German mathematician **David Hilbert** (1862-1943) headed this
group. Formalists assert that mathematics must be developed through
axiomatic systems. Formalist and Platonists agree on the principles
of mathematical proof, but Hilbert's followers don't recognize an
external world of mathematics. Formalists argue that are no
mathematical objects until we create them. Humans create the real
number system by establishing axioms to describe it. All mathematics
needs is inference rules to progress from one step to the next. The
Formalists tried to prove that within the framework of established
axioms, theorems, and definitions, a mathematical system is
consistent. In the mid-twentieth century, formalism became the
predominant philosophical attitude in math textbooks.

[PROBLEMS WITH THIS VIEW: Godel's Incompleteness Theorem
contradicts the consistency philosophy of formalism. It has been
pointed out that accepted results from theorems were used before
axioms were created to establish the theorems. The modern emphasis on
the concrete and the applicable is not consistent with the formalist
philosophy that you don't really do mathematics until you state a
hypothesis and begin a proof.]

==============================
**Logicism:**

English mathematicians and philosophers **Bertrand Russell**
(1872-1970) and **Alfred North Whitehead** (1861-1947) cofounded
this school of thought. This school claims that mathematics is a vast
tautology. All of mathematics is derivable from principles of logic.
Many of the logistic ideas are similar to those of the formalists,
but the latter group does not believe that mathematics can be deduced
from logic alone. Among other things, the Logicists attempted a
logical construction of the real number system, whereas the
Formalists constructed it axiomatically. Logicism also uses
mathematical sets in its logical development.
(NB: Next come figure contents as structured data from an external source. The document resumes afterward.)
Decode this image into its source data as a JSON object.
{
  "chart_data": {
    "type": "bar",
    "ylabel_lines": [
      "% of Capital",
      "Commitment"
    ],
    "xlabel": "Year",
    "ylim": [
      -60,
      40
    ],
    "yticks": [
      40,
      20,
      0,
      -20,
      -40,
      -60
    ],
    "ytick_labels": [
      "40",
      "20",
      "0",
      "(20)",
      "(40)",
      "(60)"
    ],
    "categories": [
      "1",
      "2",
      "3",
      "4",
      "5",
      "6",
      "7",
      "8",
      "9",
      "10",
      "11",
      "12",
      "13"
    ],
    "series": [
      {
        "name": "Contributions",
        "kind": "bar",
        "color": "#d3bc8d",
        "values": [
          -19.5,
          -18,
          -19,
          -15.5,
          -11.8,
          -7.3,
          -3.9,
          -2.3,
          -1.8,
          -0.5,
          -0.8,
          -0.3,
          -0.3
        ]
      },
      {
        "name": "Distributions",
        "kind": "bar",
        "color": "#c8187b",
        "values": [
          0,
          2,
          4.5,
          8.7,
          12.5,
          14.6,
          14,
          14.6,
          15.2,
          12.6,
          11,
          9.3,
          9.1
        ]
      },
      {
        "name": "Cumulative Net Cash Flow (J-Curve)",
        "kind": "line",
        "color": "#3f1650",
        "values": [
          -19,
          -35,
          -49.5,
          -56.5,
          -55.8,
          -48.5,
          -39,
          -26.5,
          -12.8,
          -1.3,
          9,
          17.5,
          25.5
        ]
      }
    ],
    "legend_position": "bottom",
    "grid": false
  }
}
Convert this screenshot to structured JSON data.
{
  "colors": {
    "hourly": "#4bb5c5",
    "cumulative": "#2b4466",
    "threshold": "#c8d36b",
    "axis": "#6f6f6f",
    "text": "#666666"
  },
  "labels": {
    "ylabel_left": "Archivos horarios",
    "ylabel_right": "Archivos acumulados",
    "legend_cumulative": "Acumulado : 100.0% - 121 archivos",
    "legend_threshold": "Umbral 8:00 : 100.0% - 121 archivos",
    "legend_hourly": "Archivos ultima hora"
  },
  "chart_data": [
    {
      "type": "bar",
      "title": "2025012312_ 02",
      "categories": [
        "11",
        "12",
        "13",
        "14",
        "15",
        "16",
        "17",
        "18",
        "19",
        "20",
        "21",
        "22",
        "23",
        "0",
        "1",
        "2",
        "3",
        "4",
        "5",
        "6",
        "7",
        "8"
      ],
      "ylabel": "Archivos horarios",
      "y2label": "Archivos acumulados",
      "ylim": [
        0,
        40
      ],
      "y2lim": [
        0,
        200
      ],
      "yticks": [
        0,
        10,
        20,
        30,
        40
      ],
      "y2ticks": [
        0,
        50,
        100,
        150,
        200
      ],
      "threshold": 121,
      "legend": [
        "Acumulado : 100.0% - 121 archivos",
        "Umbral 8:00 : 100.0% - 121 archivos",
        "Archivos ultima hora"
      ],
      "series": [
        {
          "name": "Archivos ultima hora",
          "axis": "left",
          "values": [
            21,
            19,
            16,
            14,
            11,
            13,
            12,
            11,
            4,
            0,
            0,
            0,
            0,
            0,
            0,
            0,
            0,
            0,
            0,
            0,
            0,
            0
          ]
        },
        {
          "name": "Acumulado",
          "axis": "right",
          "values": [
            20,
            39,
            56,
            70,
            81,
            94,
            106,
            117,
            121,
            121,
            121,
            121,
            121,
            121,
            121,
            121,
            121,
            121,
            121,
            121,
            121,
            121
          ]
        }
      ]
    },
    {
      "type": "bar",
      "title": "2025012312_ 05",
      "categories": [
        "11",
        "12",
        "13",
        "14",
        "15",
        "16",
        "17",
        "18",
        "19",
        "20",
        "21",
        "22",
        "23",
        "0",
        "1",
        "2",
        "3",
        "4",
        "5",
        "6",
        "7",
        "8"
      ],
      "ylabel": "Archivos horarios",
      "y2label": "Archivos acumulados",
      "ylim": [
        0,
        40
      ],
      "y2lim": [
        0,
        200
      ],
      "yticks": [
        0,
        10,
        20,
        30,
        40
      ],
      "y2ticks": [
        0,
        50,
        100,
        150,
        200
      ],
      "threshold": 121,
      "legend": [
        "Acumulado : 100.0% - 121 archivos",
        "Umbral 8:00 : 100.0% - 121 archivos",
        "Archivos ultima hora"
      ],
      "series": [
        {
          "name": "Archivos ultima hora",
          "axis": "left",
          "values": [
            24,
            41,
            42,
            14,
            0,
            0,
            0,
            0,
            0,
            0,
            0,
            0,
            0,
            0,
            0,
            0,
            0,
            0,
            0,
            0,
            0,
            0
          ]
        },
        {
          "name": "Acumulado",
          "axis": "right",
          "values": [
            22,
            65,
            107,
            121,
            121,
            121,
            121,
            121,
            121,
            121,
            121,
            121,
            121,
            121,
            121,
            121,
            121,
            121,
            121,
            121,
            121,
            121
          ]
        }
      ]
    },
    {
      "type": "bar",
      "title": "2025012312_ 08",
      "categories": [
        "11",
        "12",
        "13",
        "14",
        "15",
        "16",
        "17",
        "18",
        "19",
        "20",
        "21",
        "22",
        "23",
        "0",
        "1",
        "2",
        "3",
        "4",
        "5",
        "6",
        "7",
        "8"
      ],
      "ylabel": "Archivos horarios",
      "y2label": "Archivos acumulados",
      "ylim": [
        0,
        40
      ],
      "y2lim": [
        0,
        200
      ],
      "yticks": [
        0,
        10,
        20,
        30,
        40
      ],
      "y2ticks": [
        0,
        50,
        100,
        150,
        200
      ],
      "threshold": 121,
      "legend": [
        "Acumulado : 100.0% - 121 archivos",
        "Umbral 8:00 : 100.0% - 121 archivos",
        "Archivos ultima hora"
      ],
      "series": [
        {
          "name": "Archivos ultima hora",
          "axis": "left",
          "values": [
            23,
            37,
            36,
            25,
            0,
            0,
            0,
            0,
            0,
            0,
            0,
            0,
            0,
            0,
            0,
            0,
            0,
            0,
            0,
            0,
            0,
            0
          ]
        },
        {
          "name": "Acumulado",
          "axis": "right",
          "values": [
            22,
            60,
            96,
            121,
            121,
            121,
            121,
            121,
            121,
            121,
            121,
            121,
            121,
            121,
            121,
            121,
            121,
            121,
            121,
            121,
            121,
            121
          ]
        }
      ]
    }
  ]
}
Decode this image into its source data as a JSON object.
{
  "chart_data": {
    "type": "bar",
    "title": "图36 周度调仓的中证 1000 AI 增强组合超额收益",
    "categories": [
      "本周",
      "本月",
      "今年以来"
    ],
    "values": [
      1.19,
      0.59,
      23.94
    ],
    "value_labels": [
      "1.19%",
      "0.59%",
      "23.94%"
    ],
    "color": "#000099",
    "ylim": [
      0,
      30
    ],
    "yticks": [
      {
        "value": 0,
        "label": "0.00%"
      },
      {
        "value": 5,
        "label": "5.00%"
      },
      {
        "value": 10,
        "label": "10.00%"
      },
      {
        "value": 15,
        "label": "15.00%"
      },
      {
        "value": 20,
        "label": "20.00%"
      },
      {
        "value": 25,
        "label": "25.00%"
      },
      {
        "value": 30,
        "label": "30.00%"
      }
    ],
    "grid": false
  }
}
[PROBLEMS WITH THIS VIEW: Logicism, despite many attempts, could
not successfully resolve paradoxes that arose in set theory. Godel's
Incompleteness Theorem was a death blow to the "math is a tautology"
philosophy expounded in *Principia Mathematica*, a monumental
work constructed by Russell and Whitehead.]

=========================
**Intuitionism** (sometimes called
**Constructivism**):

Building on the philosophies of **Immanuel Kant **(1724-1804),
Dutch mathematician **Luitzen Brouwer** (1881-1966) emerged as the
leader of this school of thought, which differs considerably from
those previously discussed. Intuitionists claim that mathematics
originates and thrives within the mind. Human minds intuitively
possess the forms of space and time. The natural numbers are given
intuitively, and they represent the fundamental datum of mathematics
from which springs all meaningful mathematics. Mathematical laws are
not discovered by studying nature; rather, they are found in the
recesses of the human mind.

[PROBLEMS WITH THIS VIEW: The intuitionist view doesn't give any
insight as to why mathematics works. We don't know how intuitive
knowledge is held in the brain. Mental representations of concepts
such as love, hate, etc. differ considerably from human to human. Is
it realistic to assume humans share the same intuitive view of
mathematics? Why do we teach mathematics if it is all intuitive?]

=========================
In conclusion, despite the fact that I have taught mathematics for
many years, I really cannot explain what it is, where it comes from,
why it works, or how we can make such amazing use of things that
could be classified as fictional
Mathematics is, to a great extent,
a mystery. As a thinker, I can only say that my personal philosophy
of mathematics takes bits and pieces from each of the historical
schools of mathematical thought. As previously mentioned, I see
mathematics as a language. As we become more and more proficient with
this language, we will better understand the universe that we
inhabit. I believe the Creator (and you may define Creator however
you wish) put mathematics out there for us to discover, but I don't
believe humans will ever discover all of the mathematics that exists.
The mystery of our existence in a mathematically designed universe is
what makes living interesting and exciting.